A Multivariate Bernoulli-Based Sampling Method for Multi-Label Data with Application to Meta-Research
This addresses the problem of biased sampling in meta-research for researchers analyzing multi-label datasets with imbalanced and dependent categories, though it is incremental as it builds on existing multivariate Bernoulli methods.
The paper tackled the challenge of sampling from multi-label data with imbalanced and dependent labels by proposing a novel multivariate Bernoulli-based sampling algorithm that accounts for label dependencies. The result was a more balanced sub-sample that enhanced representation of minority categories, as demonstrated on a dataset of research articles with 64 biomedical topics.

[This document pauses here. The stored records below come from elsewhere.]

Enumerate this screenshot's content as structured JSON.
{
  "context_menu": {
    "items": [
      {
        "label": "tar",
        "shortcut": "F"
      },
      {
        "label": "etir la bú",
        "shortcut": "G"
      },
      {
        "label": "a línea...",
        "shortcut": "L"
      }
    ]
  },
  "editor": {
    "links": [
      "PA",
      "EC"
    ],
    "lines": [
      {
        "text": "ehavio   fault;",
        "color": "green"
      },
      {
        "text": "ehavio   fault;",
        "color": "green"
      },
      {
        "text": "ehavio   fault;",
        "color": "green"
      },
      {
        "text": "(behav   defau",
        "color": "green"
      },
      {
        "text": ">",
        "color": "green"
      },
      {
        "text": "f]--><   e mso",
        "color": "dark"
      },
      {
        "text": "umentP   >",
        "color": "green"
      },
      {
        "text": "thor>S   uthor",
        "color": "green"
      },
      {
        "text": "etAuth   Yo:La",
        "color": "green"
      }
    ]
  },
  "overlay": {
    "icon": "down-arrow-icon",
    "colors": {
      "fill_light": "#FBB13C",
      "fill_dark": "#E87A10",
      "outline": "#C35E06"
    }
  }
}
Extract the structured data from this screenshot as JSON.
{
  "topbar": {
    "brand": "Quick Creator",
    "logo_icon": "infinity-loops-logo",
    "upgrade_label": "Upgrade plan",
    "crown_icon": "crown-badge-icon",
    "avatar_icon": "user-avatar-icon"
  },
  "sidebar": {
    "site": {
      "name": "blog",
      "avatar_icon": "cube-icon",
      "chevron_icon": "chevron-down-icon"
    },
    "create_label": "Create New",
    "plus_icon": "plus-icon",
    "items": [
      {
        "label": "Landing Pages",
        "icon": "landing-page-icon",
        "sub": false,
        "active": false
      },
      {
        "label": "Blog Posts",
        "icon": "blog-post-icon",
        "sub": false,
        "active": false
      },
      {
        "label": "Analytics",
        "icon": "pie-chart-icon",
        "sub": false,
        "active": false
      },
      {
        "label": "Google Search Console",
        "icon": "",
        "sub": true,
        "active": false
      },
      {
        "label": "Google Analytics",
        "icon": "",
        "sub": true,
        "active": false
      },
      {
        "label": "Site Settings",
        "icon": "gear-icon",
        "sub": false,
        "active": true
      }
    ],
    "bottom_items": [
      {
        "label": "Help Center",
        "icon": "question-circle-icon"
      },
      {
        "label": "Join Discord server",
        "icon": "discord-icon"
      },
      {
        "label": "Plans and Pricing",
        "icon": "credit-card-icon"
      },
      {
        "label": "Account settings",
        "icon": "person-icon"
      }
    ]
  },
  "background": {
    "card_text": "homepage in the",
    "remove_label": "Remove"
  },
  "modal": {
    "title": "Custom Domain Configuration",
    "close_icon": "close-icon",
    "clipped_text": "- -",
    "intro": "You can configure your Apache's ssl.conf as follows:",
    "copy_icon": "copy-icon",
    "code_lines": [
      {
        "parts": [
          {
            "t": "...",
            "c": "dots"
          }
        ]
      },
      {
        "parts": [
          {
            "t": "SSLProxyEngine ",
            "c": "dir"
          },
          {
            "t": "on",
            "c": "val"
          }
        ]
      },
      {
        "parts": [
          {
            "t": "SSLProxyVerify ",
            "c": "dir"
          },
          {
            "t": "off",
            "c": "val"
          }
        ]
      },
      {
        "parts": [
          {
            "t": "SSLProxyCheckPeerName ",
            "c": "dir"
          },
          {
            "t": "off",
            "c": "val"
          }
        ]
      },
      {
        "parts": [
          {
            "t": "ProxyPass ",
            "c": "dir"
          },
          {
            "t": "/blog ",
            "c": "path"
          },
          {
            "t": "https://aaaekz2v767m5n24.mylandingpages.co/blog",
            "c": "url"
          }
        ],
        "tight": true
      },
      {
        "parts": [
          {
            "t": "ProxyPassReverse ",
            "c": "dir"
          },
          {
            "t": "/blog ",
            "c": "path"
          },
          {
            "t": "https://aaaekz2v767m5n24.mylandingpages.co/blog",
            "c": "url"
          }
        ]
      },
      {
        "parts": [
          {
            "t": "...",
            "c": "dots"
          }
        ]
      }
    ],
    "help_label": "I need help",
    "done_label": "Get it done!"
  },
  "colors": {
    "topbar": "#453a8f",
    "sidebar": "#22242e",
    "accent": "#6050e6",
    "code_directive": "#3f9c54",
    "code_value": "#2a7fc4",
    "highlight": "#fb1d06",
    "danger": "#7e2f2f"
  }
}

Datasets may contain observations with multiple labels. If the labels are not mutually exclusive, and if the labels vary greatly in frequency, obtaining a sample that includes sufficient observations with scarcer labels to make inferences about those labels, and which deviates from the population frequencies in a known manner, creates challenges. In this paper, we consider a multivariate Bernoulli distribution as our underlying distribution of a multi-label problem. We present a novel sampling algorithm that takes label dependencies into account. It uses observed label frequencies to estimate multivariate Bernoulli distribution parameters and calculate weights for each label combination. This approach ensures the weighted sampling acquires target distribution characteristics while accounting for label dependencies. We applied this approach to a sample of research articles from Web of Science labeled with 64 biomedical topic categories. We aimed to preserve category frequency order, reduce frequency differences between most and least common categories, and account for category dependencies. This approach produced a more balanced sub-sample, enhancing the representation of minority categories.